Preparation Steps and Optimal Timing
The process of draining the system should begin just before the first hard freeze is expected in your region. A hard freeze is defined as temperatures dropping below 32 degrees Fahrenheit for several hours, which can cause significant damage to an unprotected system. The first step involves locating and shutting off the main water supply valve, which is frequently found near the water meter or where the line enters the house.
Once the water source is closed, you must relieve any residual pressure remaining in the lines. This is accomplished by momentarily running one of the sprinkler zones on the controller or by slightly opening a manual drain valve. Depressurizing the system prevents potential damage when you begin the drainage process. Finally, the irrigation controller should be turned off completely or set to a “rain mode” to prevent accidental activation during the winter.
Draining the System Using Valves
For systems in regions with milder winters or those specifically designed for gravity drainage, water can be removed using drain valves located at the lowest points of the piping. Systems with manual drain valves require a user to physically locate and open each valve, allowing gravity to pull the water out of the pipes. Leave these valves open until all the water has completely drained away.

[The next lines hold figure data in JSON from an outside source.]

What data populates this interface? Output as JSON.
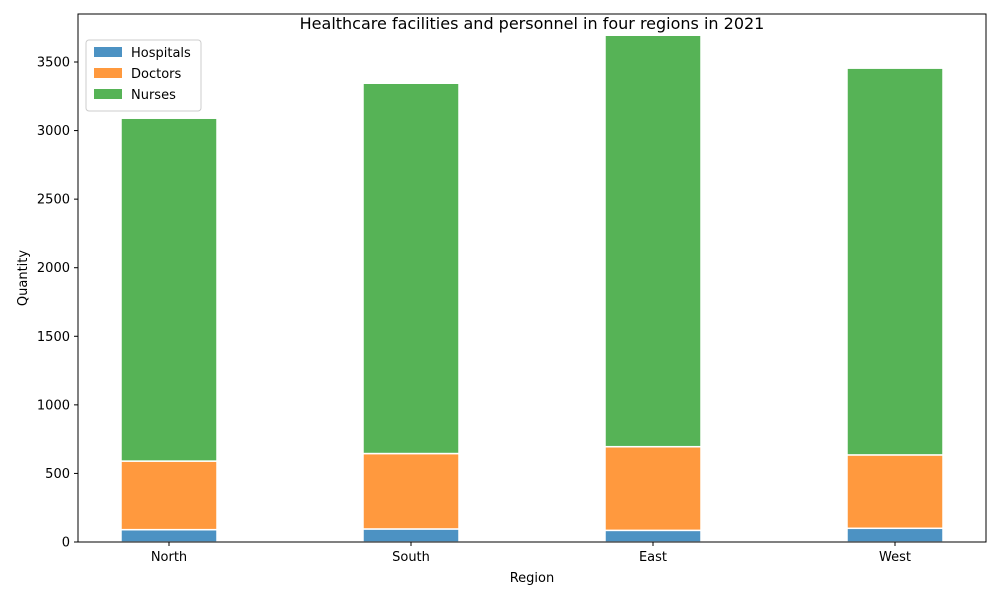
{
  "chart_data": {
    "type": "bar",
    "stacked": true,
    "title": "Healthcare facilities and personnel in four regions in 2021",
    "xlabel": "Region",
    "ylabel": "Quantity",
    "categories": [
      "North",
      "South",
      "East",
      "West"
    ],
    "series": [
      {
        "name": "Hospitals",
        "color": "#1f77b4",
        "values": [
          90,
          95,
          85,
          100
        ]
      },
      {
        "name": "Doctors",
        "color": "#ff7f0e",
        "values": [
          500,
          550,
          610,
          535
        ]
      },
      {
        "name": "Nurses",
        "color": "#2ca02c",
        "values": [
          2500,
          2700,
          3000,
          2820
        ]
      }
    ],
    "ylim": [
      0,
      3850
    ],
    "yticks": [
      0,
      500,
      1000,
      1500,
      2000,
      2500,
      3000,
      3500
    ],
    "legend_position": "upper-left",
    "grid": false,
    "bar_opacity": 0.8
  }
}
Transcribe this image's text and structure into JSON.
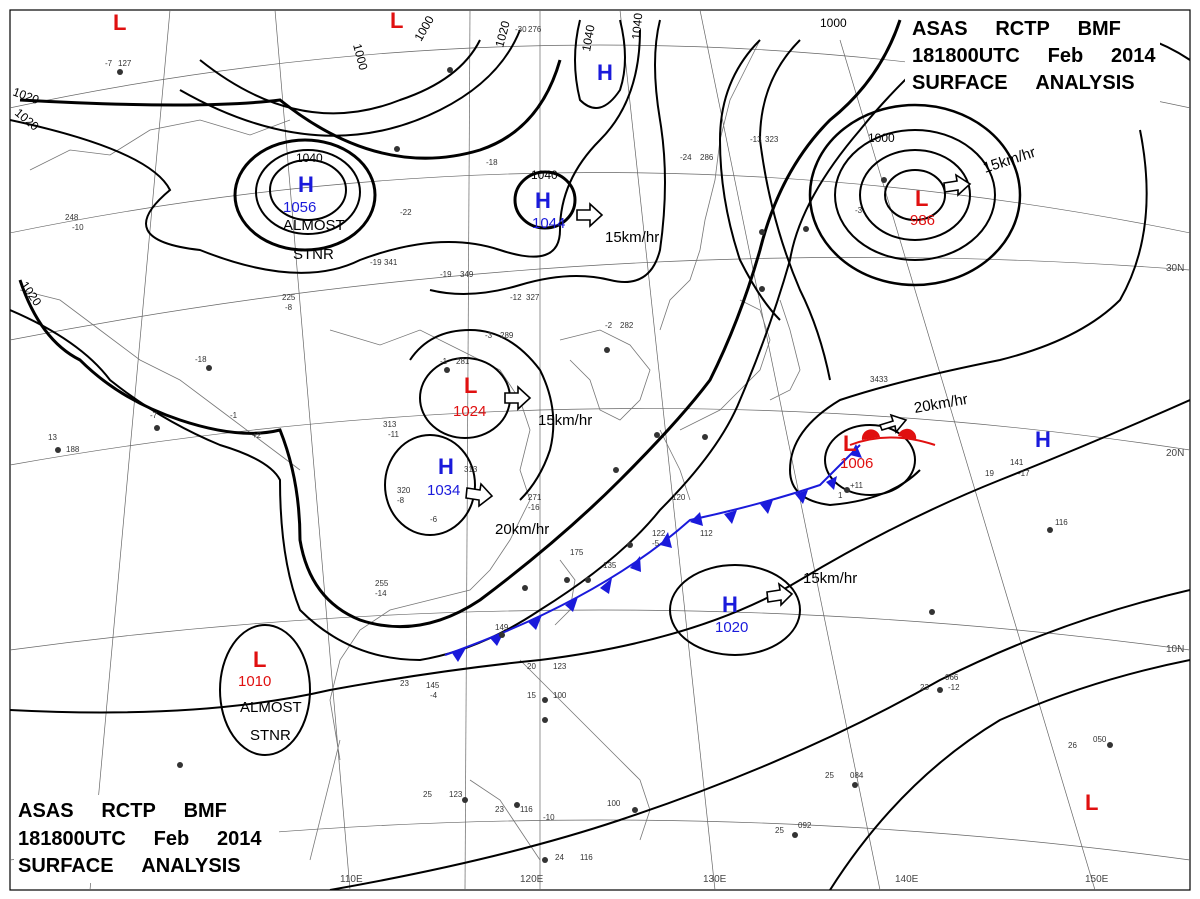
{
  "header": {
    "top_right": [
      "ASAS  RCTP  BMF",
      "181800UTC  Feb  2014",
      "SURFACE  ANALYSIS"
    ],
    "bottom_left": [
      "ASAS  RCTP  BMF",
      "181800UTC  Feb  2014",
      "SURFACE  ANALYSIS"
    ]
  },
  "colors": {
    "high": "#1a1adb",
    "low": "#e01010",
    "cold_front": "#1a1adb",
    "warm_front": "#e01010",
    "isobar": "#000000"
  },
  "pressure_systems": [
    {
      "type": "H",
      "pressure": "1056",
      "remark": [
        "ALMOST",
        "STNR"
      ]
    },
    {
      "type": "H",
      "pressure": "1044",
      "motion": "15km/hr"
    },
    {
      "type": "H",
      "pressure": "1034",
      "motion": "20km/hr"
    },
    {
      "type": "H",
      "pressure": "1020",
      "motion": "15km/hr"
    },
    {
      "type": "H",
      "pressure": ""
    },
    {
      "type": "H",
      "pressure": ""
    },
    {
      "type": "L",
      "pressure": "1024",
      "motion": "15km/hr"
    },
    {
      "type": "L",
      "pressure": "986",
      "motion": "15km/hr"
    },
    {
      "type": "L",
      "pressure": "1006",
      "motion": "20km/hr"
    },
    {
      "type": "L",
      "pressure": "1010",
      "remark": [
        "ALMOST",
        "STNR"
      ]
    },
    {
      "type": "L",
      "pressure": ""
    },
    {
      "type": "L",
      "pressure": ""
    },
    {
      "type": "L",
      "pressure": ""
    }
  ],
  "isobar_labels": [
    "1000",
    "1000",
    "1020",
    "1040",
    "1040",
    "1020",
    "1000",
    "1020",
    "1040",
    "1020",
    "1040",
    "1020",
    "1000"
  ],
  "grid": {
    "longitudes": [
      "110E",
      "120E",
      "130E",
      "140E",
      "150E"
    ],
    "latitudes": [
      "30N",
      "20N",
      "10N"
    ]
  },
  "station_samples": [
    "-7",
    "127",
    "-30",
    "276",
    "-24",
    "286",
    "-13",
    "323",
    "-19",
    "341",
    "-19",
    "349",
    "-12",
    "327",
    "-3",
    "289",
    "-2",
    "282",
    "-1",
    "281",
    "313",
    "-11",
    "320",
    "-8",
    "271",
    "-16",
    "175",
    "135",
    "149",
    "122",
    "-5",
    "120",
    "112",
    "19",
    "141",
    "-17",
    "116",
    "23",
    "066",
    "-12",
    "23",
    "145",
    "-4",
    "20",
    "123",
    "15",
    "100",
    "25",
    "123",
    "23",
    "116",
    "24",
    "116",
    "25",
    "092",
    "25",
    "084",
    "26",
    "050",
    "255",
    "-14",
    "100",
    "-10",
    "-8",
    "225",
    "13",
    "188",
    "-18",
    "-7",
    "-1",
    "+2",
    "-6",
    "313",
    "1",
    "+11",
    "-22",
    "-18",
    "248",
    "-10",
    "-3",
    "3433"
  ]
}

Other systems utilize automatic drain valves, which operate independently when the water pressure in the line drops below a set point, typically around 10 PSI. When the main supply valve is shut off, the resulting pressure drop causes these automatic valves to open, expelling the water. While these drainage methods work in certain conditions, they often leave small amounts of water trapped in uneven pipe sections, which is why the pressurized air method is recommended for climates where the ground freezes deeply.
The Sprinkler Blowout Procedure
The blowout method uses compressed air to force all water out of the irrigation lines, providing the most complete protection against freezing. This procedure requires an air compressor with enough volume, typically rated for at least 20 to 50 cubic feet per minute (CFM) at 50 to 80 pounds per square inch (PSI), to effectively move the water. Smaller compressors often lack the necessary air volume to properly clear the lines, creating a false sense of security.

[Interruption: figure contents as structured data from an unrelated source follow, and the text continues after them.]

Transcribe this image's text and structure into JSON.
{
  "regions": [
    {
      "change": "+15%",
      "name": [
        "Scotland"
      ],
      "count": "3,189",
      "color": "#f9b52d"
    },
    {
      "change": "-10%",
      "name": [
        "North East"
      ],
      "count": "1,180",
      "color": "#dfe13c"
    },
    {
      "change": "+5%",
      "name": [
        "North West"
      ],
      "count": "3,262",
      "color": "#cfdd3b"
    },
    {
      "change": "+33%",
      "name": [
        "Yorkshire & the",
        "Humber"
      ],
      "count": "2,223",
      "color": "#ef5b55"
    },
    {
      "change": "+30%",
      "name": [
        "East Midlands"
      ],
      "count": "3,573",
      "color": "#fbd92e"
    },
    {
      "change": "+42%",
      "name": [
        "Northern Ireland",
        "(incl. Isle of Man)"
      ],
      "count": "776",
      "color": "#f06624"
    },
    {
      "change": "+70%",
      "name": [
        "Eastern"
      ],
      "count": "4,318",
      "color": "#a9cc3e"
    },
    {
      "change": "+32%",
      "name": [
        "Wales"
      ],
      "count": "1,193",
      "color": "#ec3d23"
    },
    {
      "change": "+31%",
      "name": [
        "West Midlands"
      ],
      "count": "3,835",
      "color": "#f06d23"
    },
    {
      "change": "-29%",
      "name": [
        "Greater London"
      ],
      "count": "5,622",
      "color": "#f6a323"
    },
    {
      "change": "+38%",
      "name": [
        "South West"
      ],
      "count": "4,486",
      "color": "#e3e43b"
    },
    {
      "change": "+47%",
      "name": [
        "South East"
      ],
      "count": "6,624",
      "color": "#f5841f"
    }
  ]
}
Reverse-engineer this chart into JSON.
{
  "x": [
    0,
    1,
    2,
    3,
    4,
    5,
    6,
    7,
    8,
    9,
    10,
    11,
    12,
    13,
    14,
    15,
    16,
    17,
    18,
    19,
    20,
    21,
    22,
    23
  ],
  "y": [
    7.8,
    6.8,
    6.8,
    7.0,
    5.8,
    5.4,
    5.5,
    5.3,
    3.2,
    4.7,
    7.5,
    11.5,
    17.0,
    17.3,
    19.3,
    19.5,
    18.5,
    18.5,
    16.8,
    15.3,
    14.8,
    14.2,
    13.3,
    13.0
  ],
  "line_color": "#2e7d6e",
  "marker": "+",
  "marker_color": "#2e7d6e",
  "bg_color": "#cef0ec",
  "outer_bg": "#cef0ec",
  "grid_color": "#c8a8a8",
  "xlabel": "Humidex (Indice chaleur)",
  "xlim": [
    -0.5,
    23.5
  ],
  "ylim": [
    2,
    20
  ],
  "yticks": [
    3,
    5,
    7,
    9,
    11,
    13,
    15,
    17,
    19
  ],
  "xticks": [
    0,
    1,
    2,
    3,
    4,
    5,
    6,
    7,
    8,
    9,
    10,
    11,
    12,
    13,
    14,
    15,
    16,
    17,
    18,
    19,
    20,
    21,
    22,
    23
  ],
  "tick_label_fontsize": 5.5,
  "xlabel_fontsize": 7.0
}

Before connecting the equipment, wear safety goggles to protect the eyes from debris or dislodged sprinkler heads. The air compressor is connected to a dedicated blow-out port, which is often located near the backflow prevention device. Ensure the ball valves on the backflow preventer are closed before introducing air, as high-pressure air can damage its internal components.
Air pressure must be introduced gradually. The pressure regulator should be set to a maximum of 80 PSI for PVC piping and lower, around 50 PSI, for polyethylene pipes, to avoid rupturing the lines. The process is performed one zone at a time, starting with the zone farthest away from the compressor connection. Run air through each zone only until a fine mist appears from the sprinkler heads, indicating that the bulk of the water has been expelled.

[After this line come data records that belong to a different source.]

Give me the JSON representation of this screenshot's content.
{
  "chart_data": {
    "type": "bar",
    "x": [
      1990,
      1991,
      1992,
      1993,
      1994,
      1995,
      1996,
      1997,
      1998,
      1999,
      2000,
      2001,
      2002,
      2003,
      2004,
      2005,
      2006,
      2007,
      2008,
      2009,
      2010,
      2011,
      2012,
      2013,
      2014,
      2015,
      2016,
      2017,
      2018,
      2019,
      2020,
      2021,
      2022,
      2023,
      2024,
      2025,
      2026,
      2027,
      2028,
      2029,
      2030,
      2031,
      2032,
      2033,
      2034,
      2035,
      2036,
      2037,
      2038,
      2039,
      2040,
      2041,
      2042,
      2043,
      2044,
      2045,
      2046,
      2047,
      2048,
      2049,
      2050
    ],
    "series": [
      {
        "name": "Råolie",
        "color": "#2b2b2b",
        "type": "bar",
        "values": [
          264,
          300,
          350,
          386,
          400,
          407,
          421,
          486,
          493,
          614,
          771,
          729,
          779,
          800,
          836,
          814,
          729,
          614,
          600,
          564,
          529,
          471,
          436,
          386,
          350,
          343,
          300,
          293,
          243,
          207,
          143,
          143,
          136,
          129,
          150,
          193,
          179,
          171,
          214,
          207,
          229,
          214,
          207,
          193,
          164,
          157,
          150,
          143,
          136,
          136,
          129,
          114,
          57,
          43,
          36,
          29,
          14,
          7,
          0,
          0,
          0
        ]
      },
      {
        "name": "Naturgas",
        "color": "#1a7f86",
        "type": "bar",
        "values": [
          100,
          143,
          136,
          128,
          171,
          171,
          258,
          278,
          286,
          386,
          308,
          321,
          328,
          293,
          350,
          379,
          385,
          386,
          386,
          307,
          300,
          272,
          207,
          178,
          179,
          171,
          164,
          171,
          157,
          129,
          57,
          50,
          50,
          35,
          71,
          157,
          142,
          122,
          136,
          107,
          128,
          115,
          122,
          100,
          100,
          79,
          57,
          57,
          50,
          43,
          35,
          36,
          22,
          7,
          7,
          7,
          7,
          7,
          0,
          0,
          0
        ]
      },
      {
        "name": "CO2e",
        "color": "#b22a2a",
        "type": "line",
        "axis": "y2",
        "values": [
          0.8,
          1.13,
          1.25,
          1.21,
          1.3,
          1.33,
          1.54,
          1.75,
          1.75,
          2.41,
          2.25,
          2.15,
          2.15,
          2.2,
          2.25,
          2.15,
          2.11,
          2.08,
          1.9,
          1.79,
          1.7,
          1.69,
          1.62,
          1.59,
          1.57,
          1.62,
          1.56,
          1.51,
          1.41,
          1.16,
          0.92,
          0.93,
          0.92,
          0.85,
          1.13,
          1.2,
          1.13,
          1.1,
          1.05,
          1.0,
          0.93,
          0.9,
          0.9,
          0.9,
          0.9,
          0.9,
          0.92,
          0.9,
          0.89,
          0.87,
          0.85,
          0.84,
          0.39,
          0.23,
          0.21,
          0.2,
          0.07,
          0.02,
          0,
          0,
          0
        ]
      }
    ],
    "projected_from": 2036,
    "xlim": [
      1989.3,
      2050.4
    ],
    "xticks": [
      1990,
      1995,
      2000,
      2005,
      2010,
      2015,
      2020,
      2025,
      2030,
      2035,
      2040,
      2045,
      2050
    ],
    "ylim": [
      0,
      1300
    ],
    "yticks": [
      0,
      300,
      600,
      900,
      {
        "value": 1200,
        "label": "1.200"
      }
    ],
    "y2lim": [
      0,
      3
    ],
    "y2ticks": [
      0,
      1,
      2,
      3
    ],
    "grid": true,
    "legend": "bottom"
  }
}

Post-Drainage System Shutdown
Once the main lines are confirmed to be completely dry, a few final actions are necessary to prepare the system for the cold months. If your local codes permit, the backflow prevention device should be drained by turning its test cocks and ball valves to a 45-degree angle, which prevents water from being trapped within the valve body. In some areas, or for certain models, it may be required to completely remove the device and store it indoors.
The irrigation controller should be fully powered down by shutting off the circuit breaker or unplugging the unit. If manual drain valves were used, they should be left slightly open to allow any remaining moisture to evaporate or escape. This final step ensures that any residual water does not freeze and cause damage.